The Lord compared all their other sins to this one sin, and said that the former were was nothing when placed alongside the latter. Because they hated the Son, they hated His Father, and this was their terrible condemnation.
[25] Jesus quotes this line from:
Psalm 69:4 ESV
4 More in number than the hairs of my head are those who hate me without cause; mighty are those who would destroy me, those who attack me with lies. What I did not steal must I now restore?
Or possibly:
Psalm 35:19 ESV
19 Let not those rejoice over me who are wrongfully my foes, and let not those wink the eye who hate me without cause.
He did this to show the Scriptural precedent and prophetic fulfillment that there was no just cause for the world to hate Jesus and His Father as they did.
The irony of his quotation is clear: the men who posted as the champions of the Law were fulfilling the prophecy concerning the enemies of God’s servant.

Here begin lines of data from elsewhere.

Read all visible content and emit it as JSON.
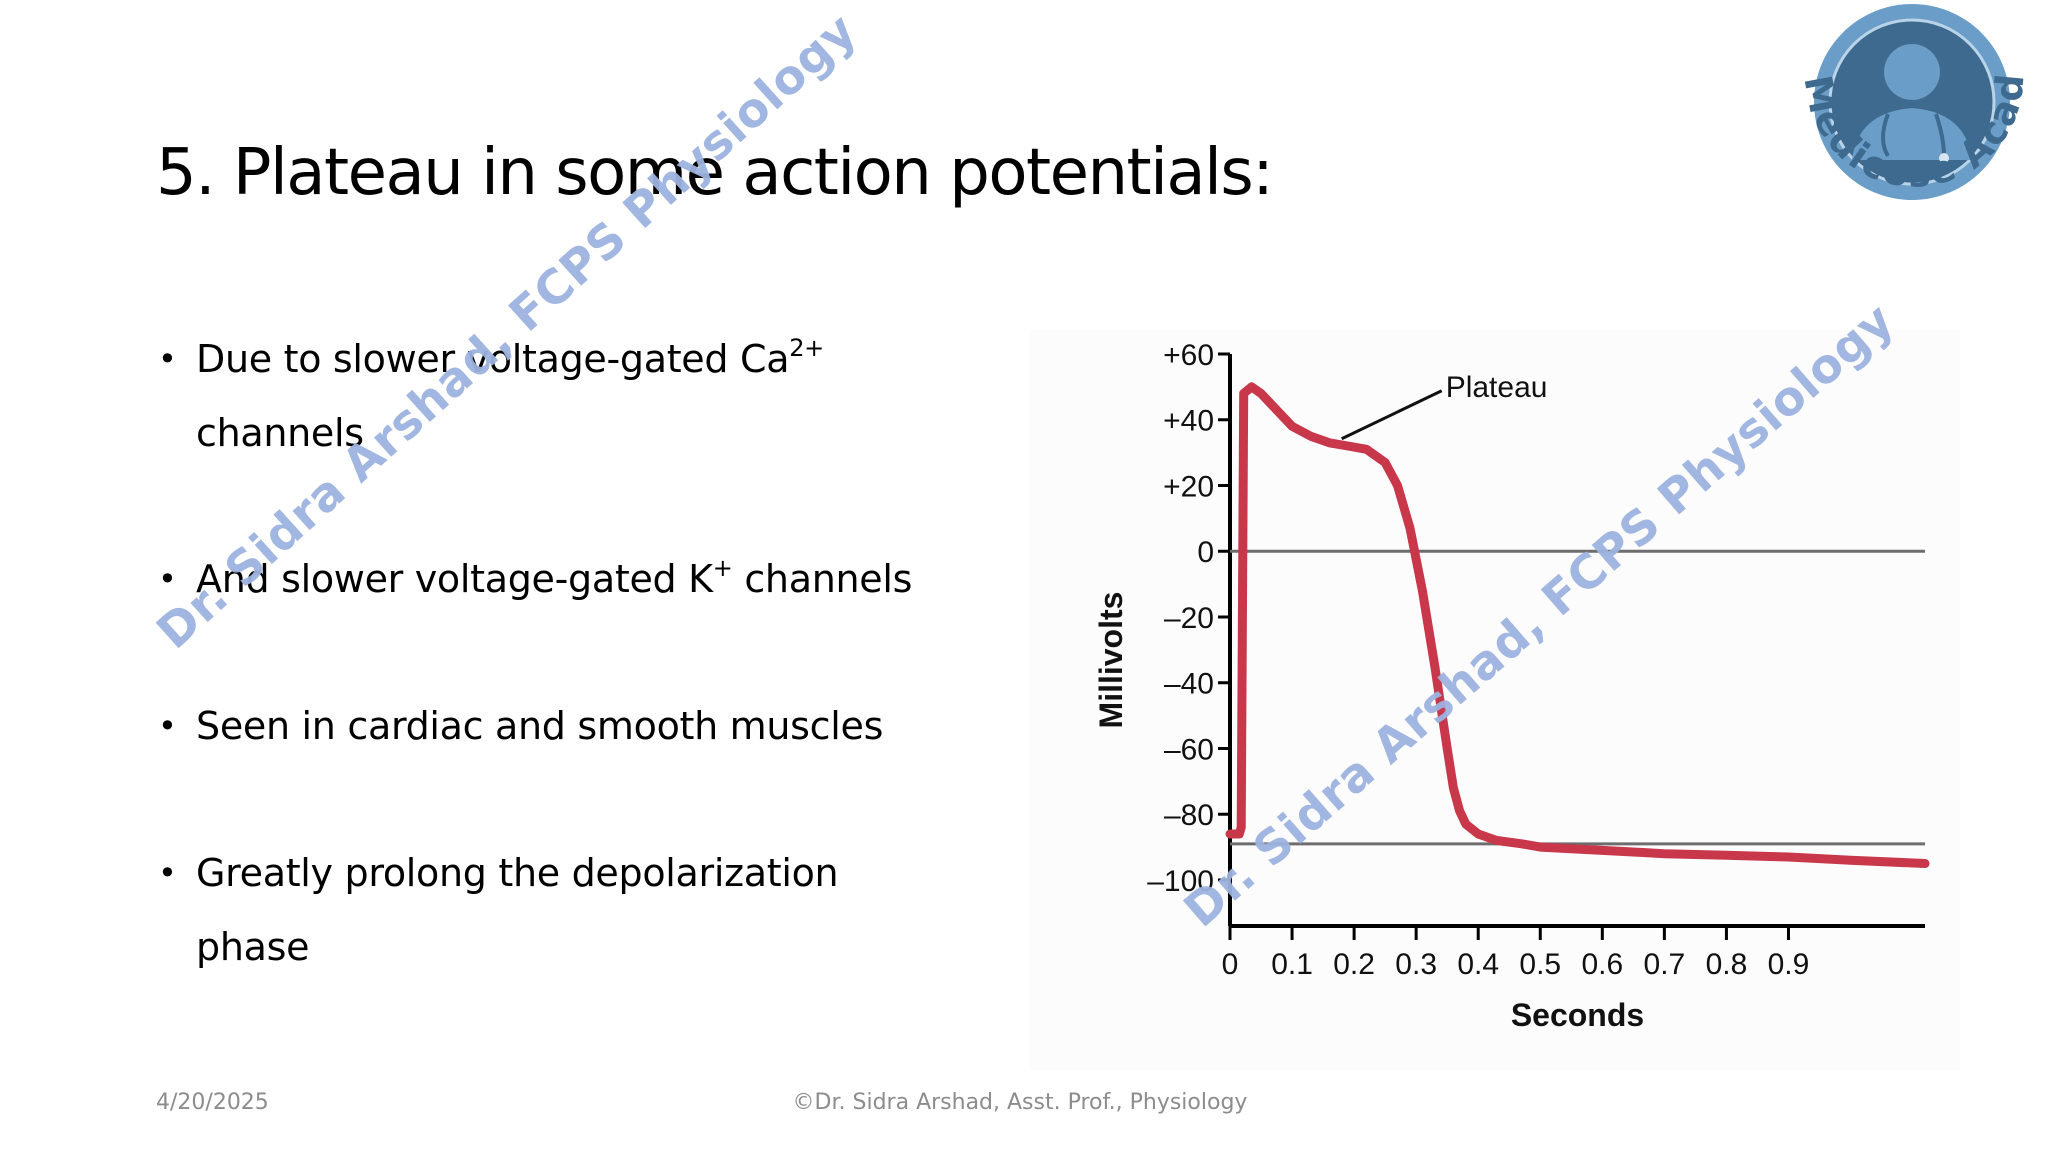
{
  "slide": {
    "title": "5. Plateau in some action potentials:",
    "bullets": [
      {
        "text": "Due to slower voltage-gated Ca",
        "sup": "2+",
        "tail": "",
        "line2": "channels"
      },
      {
        "text": "And slower voltage-gated K",
        "sup": "+",
        "tail": " channels",
        "line2": ""
      },
      {
        "text": "Seen in cardiac and smooth muscles",
        "sup": "",
        "tail": "",
        "line2": ""
      },
      {
        "text": "Greatly prolong the depolarization",
        "sup": "",
        "tail": "",
        "line2": "phase"
      }
    ],
    "footer_date": "4/20/2025",
    "footer_credit": "©Dr. Sidra Arshad, Asst. Prof., Physiology",
    "watermark": "Dr. Sidra Arshad, FCPS Physiology",
    "logo_text": "Medicose Academics"
  },
  "colors": {
    "trace": "#c8374a",
    "reference_line": "#6d6d6d",
    "watermark": "#9db3df",
    "logo_outer": "#6a9ec8",
    "logo_inner": "#3d6a8e"
  },
  "chart_data": {
    "type": "line",
    "xlabel": "Seconds",
    "ylabel": "Millivolts",
    "x_ticks": [
      "0",
      "0.1",
      "0.2",
      "0.3",
      "0.4",
      "0.5",
      "0.6",
      "0.7",
      "0.8",
      "0.9"
    ],
    "y_ticks": [
      "+60",
      "+40",
      "+20",
      "0",
      "–20",
      "–40",
      "–60",
      "–80",
      "–100"
    ],
    "xlim": [
      0,
      1.12
    ],
    "ylim": [
      -114,
      60
    ],
    "reference_lines": [
      0,
      -89
    ],
    "annotation": {
      "text": "Plateau",
      "x": 0.18,
      "y": 33
    },
    "series": [
      {
        "x": [
          0.0,
          0.015,
          0.018,
          0.022,
          0.035,
          0.05,
          0.07,
          0.1,
          0.13,
          0.16,
          0.19,
          0.22,
          0.25,
          0.27,
          0.29,
          0.31,
          0.33,
          0.35,
          0.36,
          0.37,
          0.38,
          0.4,
          0.43,
          0.47,
          0.5,
          0.6,
          0.7,
          0.8,
          0.9,
          1.0,
          1.12
        ],
        "y": [
          -86,
          -86,
          -84,
          48,
          50,
          48,
          44,
          38,
          35,
          33,
          32,
          31,
          27,
          20,
          7,
          -12,
          -35,
          -60,
          -72,
          -79,
          -83,
          -86,
          -88,
          -89,
          -90,
          -91,
          -92,
          -92.5,
          -93,
          -94,
          -95
        ]
      }
    ]
  }
}
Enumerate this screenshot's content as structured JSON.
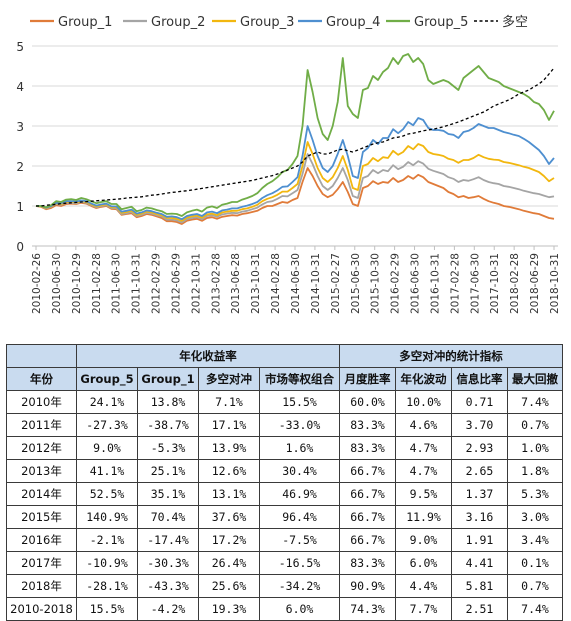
{
  "chart_data": {
    "type": "line",
    "ylim": [
      0,
      5
    ],
    "yticks": [
      0,
      1,
      2,
      3,
      4,
      5
    ],
    "grid": "horizontal",
    "legend_position": "top",
    "x_tick_labels": [
      "2010-02-26",
      "2010-06-30",
      "2010-10-29",
      "2011-02-28",
      "2011-06-30",
      "2011-10-31",
      "2012-02-29",
      "2012-06-29",
      "2012-10-31",
      "2013-02-28",
      "2013-06-28",
      "2013-10-31",
      "2014-02-28",
      "2014-06-30",
      "2014-10-31",
      "2015-02-27",
      "2015-06-30",
      "2015-10-30",
      "2016-02-29",
      "2016-06-30",
      "2016-10-31",
      "2017-02-28",
      "2017-06-30",
      "2017-10-31",
      "2018-02-28",
      "2018-06-29",
      "2018-10-31"
    ],
    "series": [
      {
        "name": "Group_1",
        "color": "#e07b39",
        "style": "solid",
        "values": [
          1.0,
          0.98,
          0.92,
          0.95,
          1.02,
          1.0,
          1.05,
          1.06,
          1.05,
          1.08,
          1.06,
          1.0,
          0.95,
          0.98,
          1.0,
          0.93,
          0.92,
          0.78,
          0.8,
          0.82,
          0.72,
          0.75,
          0.8,
          0.78,
          0.74,
          0.7,
          0.62,
          0.62,
          0.6,
          0.55,
          0.63,
          0.66,
          0.68,
          0.63,
          0.7,
          0.72,
          0.68,
          0.73,
          0.75,
          0.77,
          0.76,
          0.8,
          0.82,
          0.85,
          0.88,
          0.95,
          1.0,
          1.0,
          1.05,
          1.1,
          1.08,
          1.15,
          1.2,
          1.6,
          1.95,
          1.75,
          1.5,
          1.3,
          1.22,
          1.28,
          1.42,
          1.6,
          1.35,
          1.05,
          1.0,
          1.45,
          1.5,
          1.62,
          1.55,
          1.6,
          1.58,
          1.7,
          1.6,
          1.65,
          1.75,
          1.68,
          1.78,
          1.72,
          1.6,
          1.55,
          1.5,
          1.45,
          1.35,
          1.3,
          1.22,
          1.25,
          1.2,
          1.22,
          1.25,
          1.18,
          1.12,
          1.08,
          1.05,
          1.0,
          0.98,
          0.95,
          0.92,
          0.88,
          0.85,
          0.82,
          0.8,
          0.75,
          0.7,
          0.68
        ]
      },
      {
        "name": "Group_2",
        "color": "#a5a5a5",
        "style": "solid",
        "values": [
          1.0,
          0.99,
          0.94,
          0.98,
          1.05,
          1.03,
          1.08,
          1.08,
          1.07,
          1.1,
          1.08,
          1.02,
          0.97,
          1.0,
          1.02,
          0.95,
          0.94,
          0.8,
          0.82,
          0.85,
          0.75,
          0.78,
          0.83,
          0.81,
          0.77,
          0.74,
          0.66,
          0.66,
          0.64,
          0.59,
          0.67,
          0.7,
          0.72,
          0.67,
          0.75,
          0.77,
          0.73,
          0.79,
          0.81,
          0.83,
          0.82,
          0.86,
          0.88,
          0.92,
          0.96,
          1.04,
          1.1,
          1.12,
          1.18,
          1.25,
          1.24,
          1.32,
          1.4,
          1.8,
          2.3,
          2.05,
          1.75,
          1.5,
          1.4,
          1.5,
          1.7,
          1.95,
          1.65,
          1.25,
          1.2,
          1.7,
          1.75,
          1.9,
          1.82,
          1.9,
          1.87,
          2.02,
          1.92,
          1.98,
          2.1,
          2.02,
          2.12,
          2.06,
          1.93,
          1.88,
          1.84,
          1.8,
          1.72,
          1.68,
          1.6,
          1.65,
          1.63,
          1.67,
          1.72,
          1.65,
          1.6,
          1.57,
          1.55,
          1.5,
          1.48,
          1.45,
          1.42,
          1.38,
          1.35,
          1.32,
          1.3,
          1.26,
          1.22,
          1.24
        ]
      },
      {
        "name": "Group_3",
        "color": "#f2b70f",
        "style": "solid",
        "values": [
          1.0,
          0.99,
          0.95,
          0.99,
          1.07,
          1.05,
          1.1,
          1.1,
          1.09,
          1.12,
          1.1,
          1.04,
          0.99,
          1.02,
          1.04,
          0.97,
          0.97,
          0.83,
          0.85,
          0.88,
          0.78,
          0.81,
          0.86,
          0.84,
          0.8,
          0.77,
          0.7,
          0.7,
          0.68,
          0.63,
          0.71,
          0.74,
          0.76,
          0.71,
          0.79,
          0.81,
          0.77,
          0.84,
          0.86,
          0.88,
          0.88,
          0.92,
          0.94,
          0.98,
          1.03,
          1.12,
          1.18,
          1.22,
          1.28,
          1.36,
          1.36,
          1.45,
          1.55,
          2.0,
          2.6,
          2.3,
          1.95,
          1.7,
          1.6,
          1.72,
          1.95,
          2.25,
          1.9,
          1.45,
          1.4,
          2.0,
          2.05,
          2.2,
          2.12,
          2.22,
          2.2,
          2.38,
          2.28,
          2.35,
          2.5,
          2.42,
          2.55,
          2.5,
          2.35,
          2.3,
          2.28,
          2.25,
          2.18,
          2.15,
          2.08,
          2.15,
          2.15,
          2.2,
          2.28,
          2.22,
          2.18,
          2.16,
          2.15,
          2.1,
          2.08,
          2.05,
          2.02,
          1.98,
          1.95,
          1.9,
          1.85,
          1.75,
          1.62,
          1.7
        ]
      },
      {
        "name": "Group_4",
        "color": "#4e8fd0",
        "style": "solid",
        "values": [
          1.0,
          1.0,
          0.96,
          1.0,
          1.08,
          1.07,
          1.12,
          1.12,
          1.11,
          1.14,
          1.12,
          1.06,
          1.01,
          1.04,
          1.06,
          0.99,
          0.99,
          0.86,
          0.88,
          0.91,
          0.81,
          0.84,
          0.89,
          0.87,
          0.83,
          0.8,
          0.73,
          0.74,
          0.72,
          0.67,
          0.75,
          0.78,
          0.8,
          0.75,
          0.84,
          0.86,
          0.82,
          0.89,
          0.91,
          0.94,
          0.94,
          0.98,
          1.01,
          1.05,
          1.1,
          1.2,
          1.27,
          1.32,
          1.39,
          1.48,
          1.49,
          1.6,
          1.72,
          2.25,
          3.0,
          2.65,
          2.25,
          1.95,
          1.85,
          2.0,
          2.3,
          2.65,
          2.25,
          1.75,
          1.7,
          2.35,
          2.45,
          2.65,
          2.55,
          2.7,
          2.7,
          2.92,
          2.82,
          2.92,
          3.1,
          3.02,
          3.2,
          3.15,
          2.95,
          2.9,
          2.9,
          2.88,
          2.8,
          2.78,
          2.7,
          2.85,
          2.88,
          2.95,
          3.05,
          3.0,
          2.95,
          2.95,
          2.9,
          2.85,
          2.82,
          2.78,
          2.75,
          2.68,
          2.6,
          2.5,
          2.4,
          2.25,
          2.05,
          2.2
        ]
      },
      {
        "name": "Group_5",
        "color": "#70ad47",
        "style": "solid",
        "values": [
          1.0,
          1.0,
          0.97,
          1.02,
          1.12,
          1.1,
          1.16,
          1.17,
          1.15,
          1.2,
          1.17,
          1.12,
          1.07,
          1.1,
          1.12,
          1.05,
          1.05,
          0.92,
          0.95,
          0.98,
          0.87,
          0.9,
          0.96,
          0.94,
          0.9,
          0.87,
          0.8,
          0.81,
          0.8,
          0.75,
          0.84,
          0.88,
          0.91,
          0.86,
          0.96,
          0.99,
          0.95,
          1.03,
          1.06,
          1.1,
          1.1,
          1.16,
          1.2,
          1.25,
          1.32,
          1.45,
          1.55,
          1.62,
          1.72,
          1.85,
          1.9,
          2.05,
          2.25,
          3.0,
          4.4,
          3.85,
          3.2,
          2.8,
          2.65,
          3.0,
          3.6,
          4.7,
          3.5,
          3.3,
          3.2,
          3.9,
          3.95,
          4.25,
          4.15,
          4.35,
          4.45,
          4.7,
          4.55,
          4.75,
          4.8,
          4.6,
          4.7,
          4.55,
          4.15,
          4.05,
          4.1,
          4.15,
          4.1,
          4.0,
          3.9,
          4.2,
          4.3,
          4.4,
          4.5,
          4.35,
          4.2,
          4.15,
          4.1,
          4.0,
          3.95,
          3.9,
          3.85,
          3.8,
          3.72,
          3.6,
          3.55,
          3.4,
          3.15,
          3.38
        ]
      },
      {
        "name": "多空",
        "color": "#000000",
        "style": "dashed",
        "values": [
          1.0,
          1.0,
          1.02,
          1.03,
          1.04,
          1.06,
          1.07,
          1.08,
          1.09,
          1.1,
          1.11,
          1.12,
          1.13,
          1.14,
          1.15,
          1.16,
          1.17,
          1.18,
          1.2,
          1.21,
          1.22,
          1.23,
          1.25,
          1.27,
          1.28,
          1.3,
          1.32,
          1.34,
          1.35,
          1.37,
          1.38,
          1.4,
          1.42,
          1.44,
          1.46,
          1.48,
          1.5,
          1.52,
          1.54,
          1.56,
          1.58,
          1.6,
          1.62,
          1.64,
          1.67,
          1.7,
          1.73,
          1.76,
          1.8,
          1.85,
          1.9,
          1.95,
          2.0,
          2.1,
          2.25,
          2.3,
          2.35,
          2.3,
          2.3,
          2.35,
          2.4,
          2.42,
          2.38,
          2.35,
          2.4,
          2.45,
          2.5,
          2.55,
          2.58,
          2.6,
          2.65,
          2.7,
          2.72,
          2.75,
          2.8,
          2.82,
          2.85,
          2.88,
          2.9,
          2.92,
          2.95,
          2.98,
          3.02,
          3.06,
          3.1,
          3.15,
          3.2,
          3.25,
          3.3,
          3.35,
          3.42,
          3.5,
          3.55,
          3.6,
          3.65,
          3.72,
          3.8,
          3.85,
          3.9,
          3.98,
          4.05,
          4.15,
          4.3,
          4.45
        ]
      }
    ]
  },
  "table": {
    "group_headers": [
      "年化收益率",
      "多空对冲的统计指标"
    ],
    "columns": [
      "年份",
      "Group_5",
      "Group_1",
      "多空对冲",
      "市场等权组合",
      "月度胜率",
      "年化波动",
      "信息比率",
      "最大回撤"
    ],
    "rows": [
      [
        "2010年",
        "24.1%",
        "13.8%",
        "7.1%",
        "15.5%",
        "60.0%",
        "10.0%",
        "0.71",
        "7.4%"
      ],
      [
        "2011年",
        "-27.3%",
        "-38.7%",
        "17.1%",
        "-33.0%",
        "83.3%",
        "4.6%",
        "3.70",
        "0.7%"
      ],
      [
        "2012年",
        "9.0%",
        "-5.3%",
        "13.9%",
        "1.6%",
        "83.3%",
        "4.7%",
        "2.93",
        "1.0%"
      ],
      [
        "2013年",
        "41.1%",
        "25.1%",
        "12.6%",
        "30.4%",
        "66.7%",
        "4.7%",
        "2.65",
        "1.8%"
      ],
      [
        "2014年",
        "52.5%",
        "35.1%",
        "13.1%",
        "46.9%",
        "66.7%",
        "9.5%",
        "1.37",
        "5.3%"
      ],
      [
        "2015年",
        "140.9%",
        "70.4%",
        "37.6%",
        "96.4%",
        "66.7%",
        "11.9%",
        "3.16",
        "3.0%"
      ],
      [
        "2016年",
        "-2.1%",
        "-17.4%",
        "17.2%",
        "-7.5%",
        "66.7%",
        "9.0%",
        "1.91",
        "3.4%"
      ],
      [
        "2017年",
        "-10.9%",
        "-30.3%",
        "26.4%",
        "-16.5%",
        "83.3%",
        "6.0%",
        "4.41",
        "0.1%"
      ],
      [
        "2018年",
        "-28.1%",
        "-43.3%",
        "25.6%",
        "-34.2%",
        "90.9%",
        "4.4%",
        "5.81",
        "0.7%"
      ],
      [
        "2010-2018",
        "15.5%",
        "-4.2%",
        "19.3%",
        "6.0%",
        "74.3%",
        "7.7%",
        "2.51",
        "7.4%"
      ]
    ]
  }
}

As the disciples of Jesus, we are expected of some hatred and rejection from the world. Yet we are required to live in such a way that such hatred is uncalled for. Peter communicated some of this in his letter:
1 Peter 4:14–16 ESV
14 If you are insulted for the name of Christ, you are blessed, because the Spirit of glory and of God rests upon you. 15 But let none of you suffer as a murderer or a thief or an evildoer or as a meddler. 16 Yet if anyone suffers as a Christian, let him not be ashamed, but let him glorify God in that name.

vv 26-27) The witness of the Holy Spirit and the disciples

[26] What encouragement do you find in verse 26?
In spite of man’s rejection, there would be a continued testimony to Christ. It would be carried on by the Helper- the Holy Spirit.
Here the Lord said that He would send the Spirit from the Father. In John 14:16:
John 14:16 ESV
16 And I will ask the Father, and he will give you another Helper, to be with you forever,
the Father was the One who sent the Spirit. Is this not another proof of the equality of the Son and the Father? Who but God could send One who is God?
“The Spirit of truth, who proceeds from the Father.” This means that He is constantly being sent forth by God, and His day of Pentecost was a special instance of this. The Spirit testifies concerning Christ. This is His great mission. He does not seek to occupy men with Himself, though He is one of the members of the Trinity. But He directs the attention of both sinner and saint to the Lord’s glory.
[27] Then we have the Spirit testifying directly through the disciples. They had been with the Lord from the beginning of His public ministry and were especially qualified to tell of His Person and His work.
If anyone could have found any imperfection in the Lord, those who had been with Him the most could have. But they never knew Him to commit a sin of any kind. They could testify to the fact that He was the sinless Son of God and Savior of the world.
For us today this applies to us too, but not to the degree of the apostles. We too have been given testimonies of the work of God in our lives. We have been equipped with the Holy Spirit to testify of the greatness of God, to bring glory to Him, to worship Him.
After all that is why we were created.
“The chief end of man is to glorify God by enjoying Him forever.” -Piper
Numbers 6:24–26 ESV
24 The Lord bless you and keep you; 25 the Lord make his face to shine upon you and be gracious to you; 26 the Lord lift up his countenance upon you and give you peace.